Но, конечно, если говорить объективно, то среди всех режиссеров, он один из немногих, кто наиболее точно чувствует, как музыка может и должна работать в спектакле... он удивительно точно её обыгрывает... Правда, не во всех спектаклях.
Он нас там пригласил в изумительный ресторан на берегу моря. Это была вообще фантастика: было очень поздно, темно и корабли, все освещенные иллюминацией, и море, и рыба – только что пойманная рыба!!! Ели мы её, как ничто в жизни.
– И еще жареные осьминоги.
– Да, и жареные осьминоги. Это оказалось так вкусно. У меня всегда было к ним какое-то отвращение с тех пор, как меня этими солеными, маринованными осьминожками накормил Луиджи Ноно в Венеции во время нашей первой встречи. Я из вежливости их ел, конечно, а он глотал их просто десятками – эти осьминоги... А тут вдруг – в Греции – оказалось, что это страшно вкусно... Так что я изменил свое мнение не только о некоторых композиторах, но и осьминогах…
– Катя, вы были на премьере «Иисуса...»?
– Была.
– Расскажите пожалуйста.
– Эдисон и сам всё знает.
– Я тогда в больнице лежал и ничего не знаю. Всё с чужих слов только.
– Это было 14 сентября, по-моему. Эдисон не мог поехать – он тогда еще в хирургии лежал, так что поехала я с нашим приятелем Жан-Пьером Арманго. Исполнялась там в первом отделении «Франческа да Римини» Чайковского... а второе отделение шла «История жизни и смерти Господа нашего Иисуса Христа»...
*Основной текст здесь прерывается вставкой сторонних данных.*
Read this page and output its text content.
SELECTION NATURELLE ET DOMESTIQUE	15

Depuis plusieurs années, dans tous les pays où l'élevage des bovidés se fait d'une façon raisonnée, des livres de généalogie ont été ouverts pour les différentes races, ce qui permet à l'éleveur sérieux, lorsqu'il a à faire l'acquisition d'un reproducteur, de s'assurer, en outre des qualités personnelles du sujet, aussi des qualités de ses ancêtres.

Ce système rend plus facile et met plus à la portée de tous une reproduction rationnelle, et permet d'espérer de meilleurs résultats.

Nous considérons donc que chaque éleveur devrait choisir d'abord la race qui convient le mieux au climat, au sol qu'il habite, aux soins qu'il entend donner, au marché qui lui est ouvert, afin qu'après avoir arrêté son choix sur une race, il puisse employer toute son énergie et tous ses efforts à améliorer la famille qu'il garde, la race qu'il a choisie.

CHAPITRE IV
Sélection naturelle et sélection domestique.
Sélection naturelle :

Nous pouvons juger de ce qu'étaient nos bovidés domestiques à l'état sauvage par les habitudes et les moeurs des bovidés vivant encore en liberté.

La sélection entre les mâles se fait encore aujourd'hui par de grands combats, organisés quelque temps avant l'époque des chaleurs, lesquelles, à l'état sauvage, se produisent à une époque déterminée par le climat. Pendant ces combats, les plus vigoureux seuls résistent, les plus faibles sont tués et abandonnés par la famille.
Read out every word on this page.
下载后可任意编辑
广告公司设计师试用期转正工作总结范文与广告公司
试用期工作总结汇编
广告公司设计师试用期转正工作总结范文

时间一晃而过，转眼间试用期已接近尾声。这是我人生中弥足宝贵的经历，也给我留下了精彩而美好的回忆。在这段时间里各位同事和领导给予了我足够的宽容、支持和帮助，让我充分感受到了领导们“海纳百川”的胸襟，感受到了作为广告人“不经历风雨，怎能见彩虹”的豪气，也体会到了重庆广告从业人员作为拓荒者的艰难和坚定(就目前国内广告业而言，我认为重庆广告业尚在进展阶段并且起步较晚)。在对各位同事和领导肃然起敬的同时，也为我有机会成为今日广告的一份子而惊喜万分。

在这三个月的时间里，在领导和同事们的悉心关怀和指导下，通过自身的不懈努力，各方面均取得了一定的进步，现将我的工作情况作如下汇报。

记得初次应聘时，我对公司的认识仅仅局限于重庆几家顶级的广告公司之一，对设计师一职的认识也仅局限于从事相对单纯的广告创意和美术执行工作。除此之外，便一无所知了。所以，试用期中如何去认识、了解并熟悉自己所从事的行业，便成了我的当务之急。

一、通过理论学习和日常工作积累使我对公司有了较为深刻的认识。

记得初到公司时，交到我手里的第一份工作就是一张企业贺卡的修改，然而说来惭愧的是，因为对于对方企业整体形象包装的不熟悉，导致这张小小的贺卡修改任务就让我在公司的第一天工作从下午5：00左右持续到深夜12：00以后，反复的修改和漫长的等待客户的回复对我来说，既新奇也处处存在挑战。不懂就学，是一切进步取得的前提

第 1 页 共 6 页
– Я прослушал потом пленку... там была сделана замена тенора перед самым концертом... Хороший тенор не получил визу и взяли мальчика молодого с очень слабым голосом, который успел, правда, выучить эту партию, но пел очень плохо. Так что, таким образом, партия Иисуса, практически, была провалена. И хотя пел замечательный хор Попова, и играл очень хороший оркестр, но были плохой тенор и плохой дирижер – Арнольд Кац (об этом, кстати, все рецензии писали; и даже вот Хари Хайбальш, который очень хорошую рецензию написал, так вот и он потом спросил даже: зачем такого плохого дирижера взяли? Попов из-за этого всего даже не вышел кланяться на сцену). Премьера мне совсем не понравилась...
– А почему не дирижировал сам Попов?
– А потому что (я ему не звонил, но мне Наташа Захарова сказала) его тут пригласили в Германию на гастроли большие и из-за этого он и отказался...
– И очень жалко, потому что работа сделана им была уже потрясающая...
– За три недели до концерта взял и отказался...И, кстати, то что я слушал в хоровом исполнении на этой пленке – замечательно. Его хор пел совершенно замечательно…
... Ну, что же, Дима, пошли работать…
– Эдисон Васильевич, в позапрошлом году мы с вами почему-то пропустили три сочинения. Нельзя ли вернуться к ним?
- А почему же нельзя? Конечно можно. А какие это сочинения?
- «Флоре», «Мертвые листья» и Партита для скрипки с оркестром.